It started with seeing this Jimmy Fallon video on Facebook. A lip sync-off that is perhaps my most favorite 10 minutes of television ever.
And then there was the dare to record my own from my friend Mccabe. And the decision to download Dolly's 16 Biggest Hits.
But the truth is, it really started with a moment that happened about 25 years ago.
That was the year my school took all the seventh graders on the special middle of the winter overnight trip that involved cross-country skiing + a team-building ropes course experience + talent show.
The first two, skiing and ropes course, were not so much my thing. But lip syncing to "Stop in the Name of Love" with two of my best friends?
We practiced our moves and took turns being Diana Ross and I had the middle stanza, the one that begins, "I've known of your, your secluded nights. I've even seen her, maybe one or twice."
And I was on it.
In that way you are on it when you're 12 and you've been waiting your whole life to show these kids you've known since kindergarten this side of you. And I'd been to theatre camp so I was pretty much still feeling the "oh I've got this" through the butterflies in my stomach that winter evening. (In case you missed it, this is my theatre camp "oh I've got this" self.)
So we did our lip sync routine. And I can still see the room and smell the popcorn and feel that glow of delight in my belly.
My friend's mom filmed it. About a week later this friend said some variation of this to me, "You've got to see the video. You look so serious. Like you are so mad. It's sooooo funny."
I was mortified. I'd been trying on sexy meets pissed that my boyfriend was cheating on me. I understood the lyrics. I'd seen "LA Law." I knew what that song was all about.
And I was in character. It was FUN. Not serious. I wasn't mad. I'd been full of joy!
I never watched the video. And I really never let those grade school friends see that silly side of me again.
Earlier this week, after Mccabe dared me to make my own video and I practiced "Jolene" about 10 times to try to memorize the one line I kept forgetting, and right before I made the decision to press record, this memory came up. Honestly, I hadn't thought about it in at least 20 years.
And I thought about how my 12-year-old self had really been practicing being "all in" with something she loved to do. And it made me question:
Could I press record and be that "all in" in this 37-year-old body full of curves and a double chin and flappy upper arms?
Could I let myself admit that I feel comfortable in this body and that being "in character" fits me like an old favorite Notre Dame sweatshirt?
Could I show you (who I might know or might never ever know) this silly, "all in" side of myself?
Could I really just not care if you didn't get it?

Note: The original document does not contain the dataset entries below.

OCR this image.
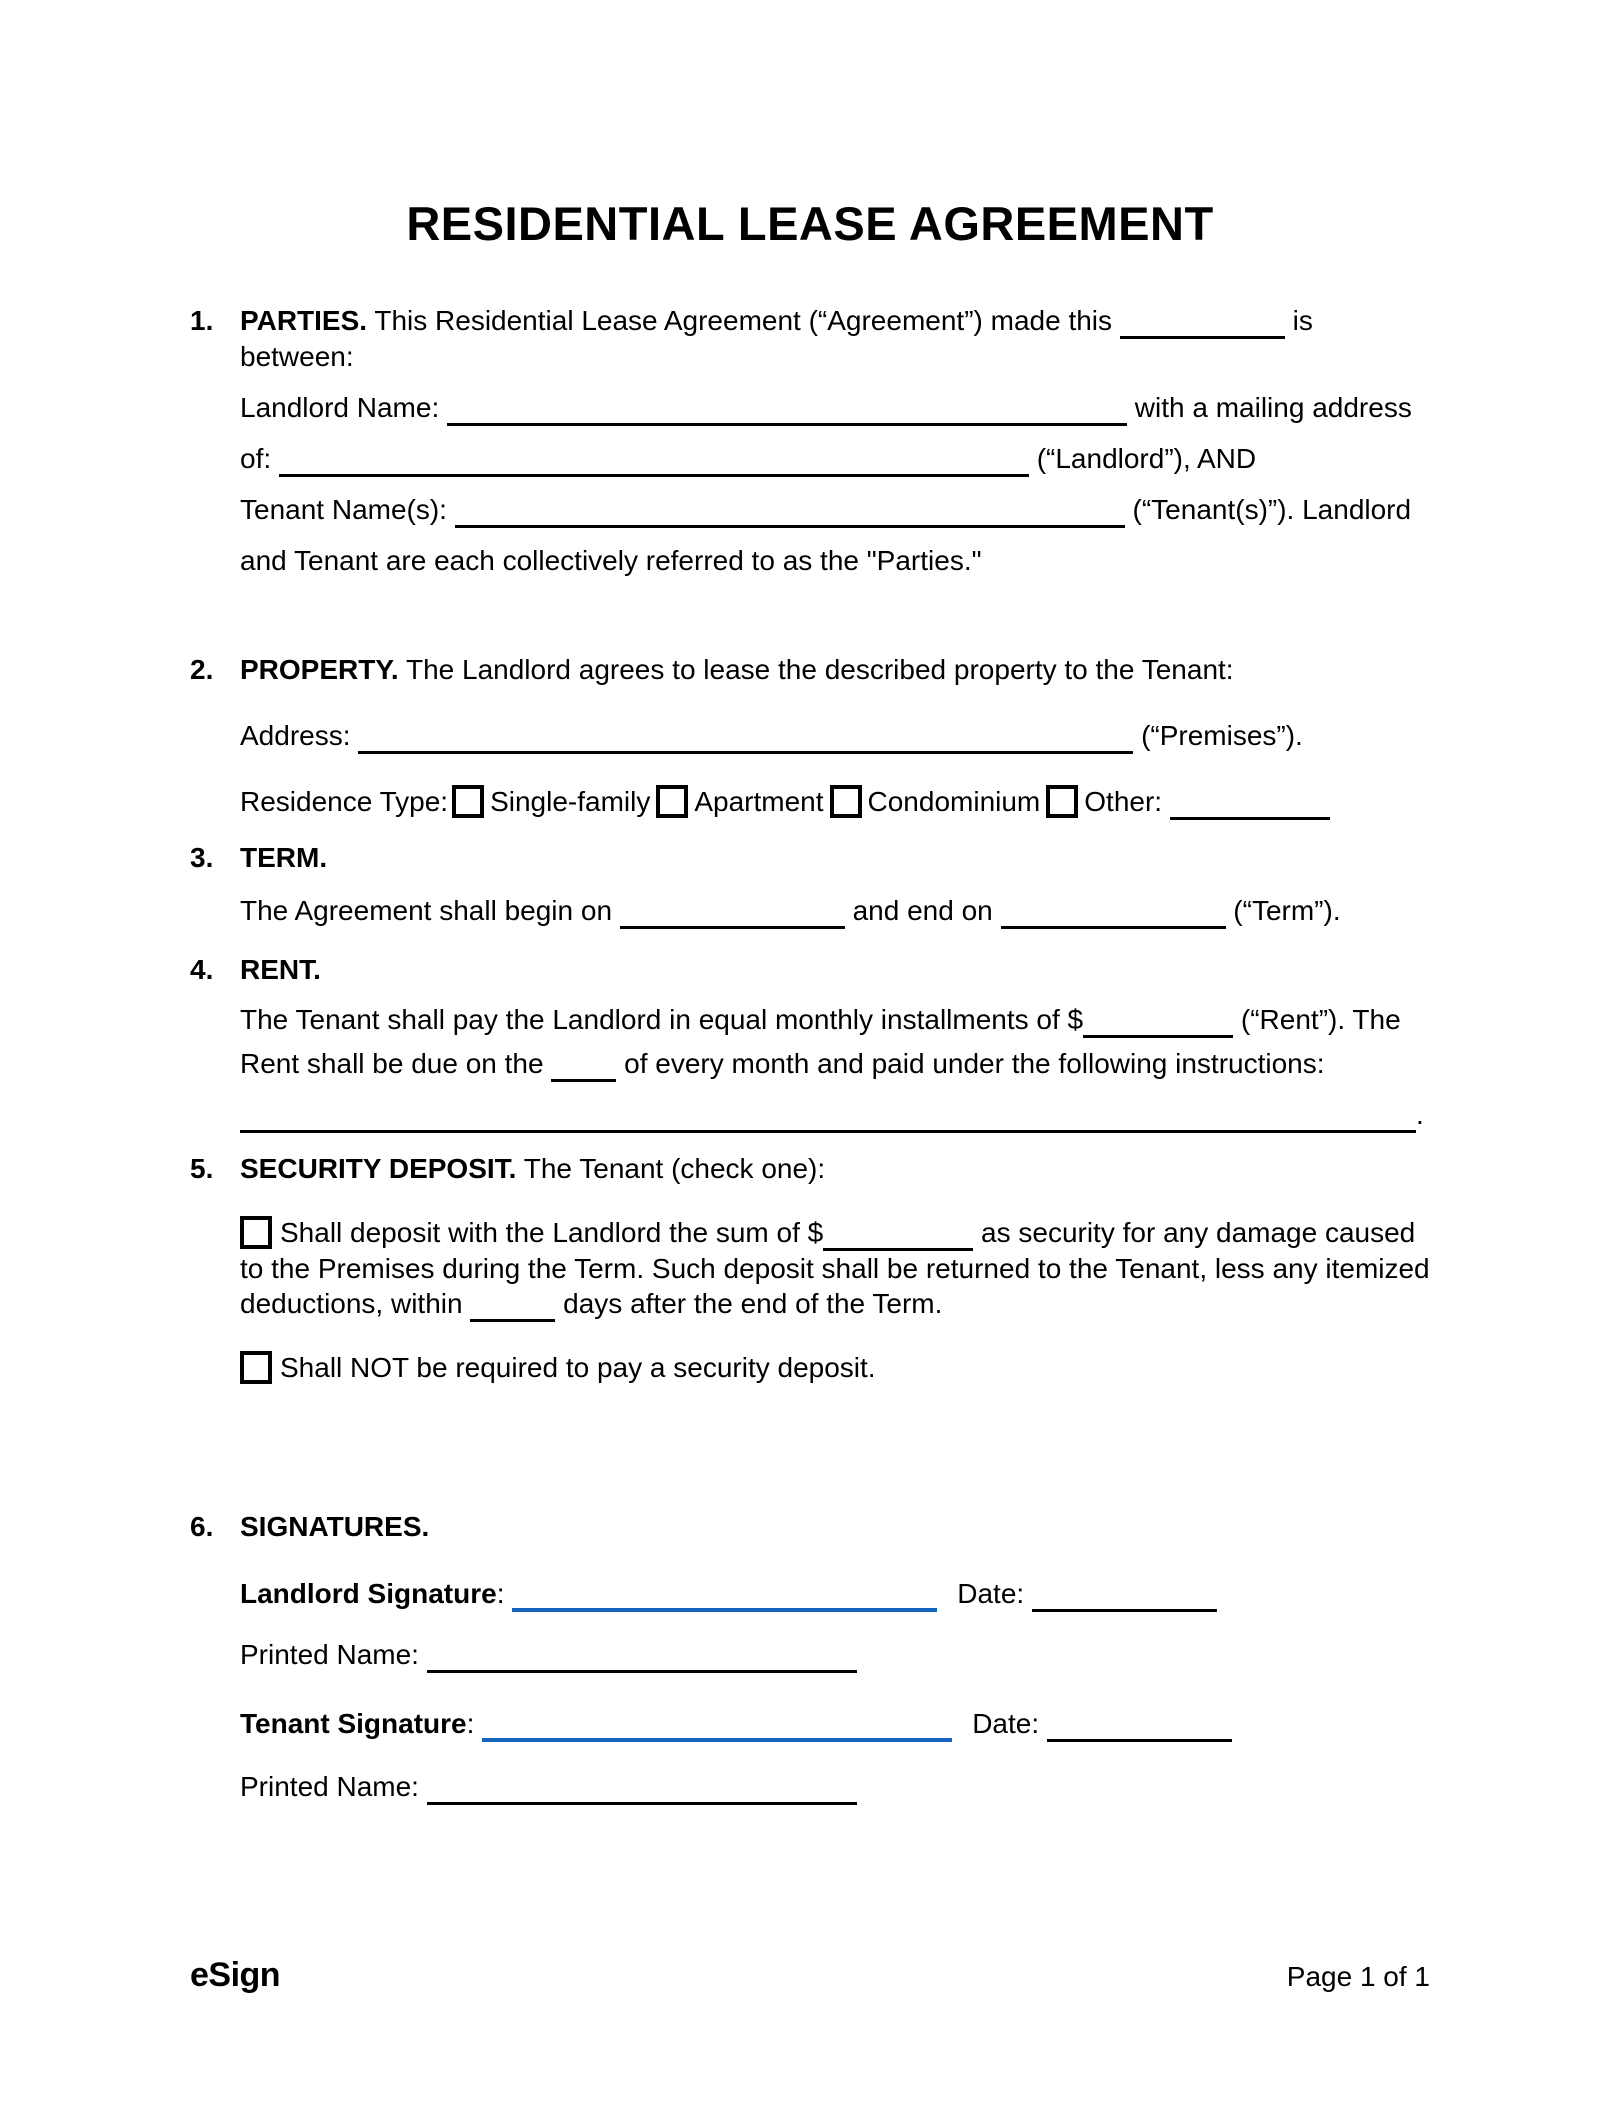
RESIDENTIAL LEASE AGREEMENT
1. PARTIES. This Residential Lease Agreement (“Agreement”) made this	is between:
Landlord Name:	with a mailing address
of:	(“Landlord”), AND
Tenant Name(s):	(“Tenant(s)”). Landlord
and Tenant are each collectively referred to as the "Parties."
2. PROPERTY. The Landlord agrees to lease the described property to the Tenant:
Address:	(“Premises”).
Residence Type: Single-family Apartment Condominium Other:
3. TERM.
The Agreement shall begin on	and end on	(“Term”).
4. RENT.
The Tenant shall pay the Landlord in equal monthly installments of $	(“Rent”). The
Rent shall be due on the	of every month and paid under the following instructions:
.
5. SECURITY DEPOSIT. The Tenant (check one):
Shall deposit with the Landlord the sum of $	as security for any damage caused
to the Premises during the Term. Such deposit shall be returned to the Tenant, less any itemized
deductions, within	days after the end of the Term.
Shall NOT be required to pay a security deposit.
6. SIGNATURES.
Landlord Signature:	Date:
Printed Name:
Tenant Signature:	Date:
Printed Name:
eSign	Page 1 of 1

With fear in one hand and bravery in the other, I walked down the hall and changed out of my shapeless tunic + big sweater and put on something that actually showed those curves + added mascara and lipstick to my face and then moved all the clean laundry from the guest bed to our bed.
And I pressed record.
Because here's what I know: Being all in is where I want to live right now.
Next time, I think I want a microphone.
(Join me. Make your own video. I dare you.)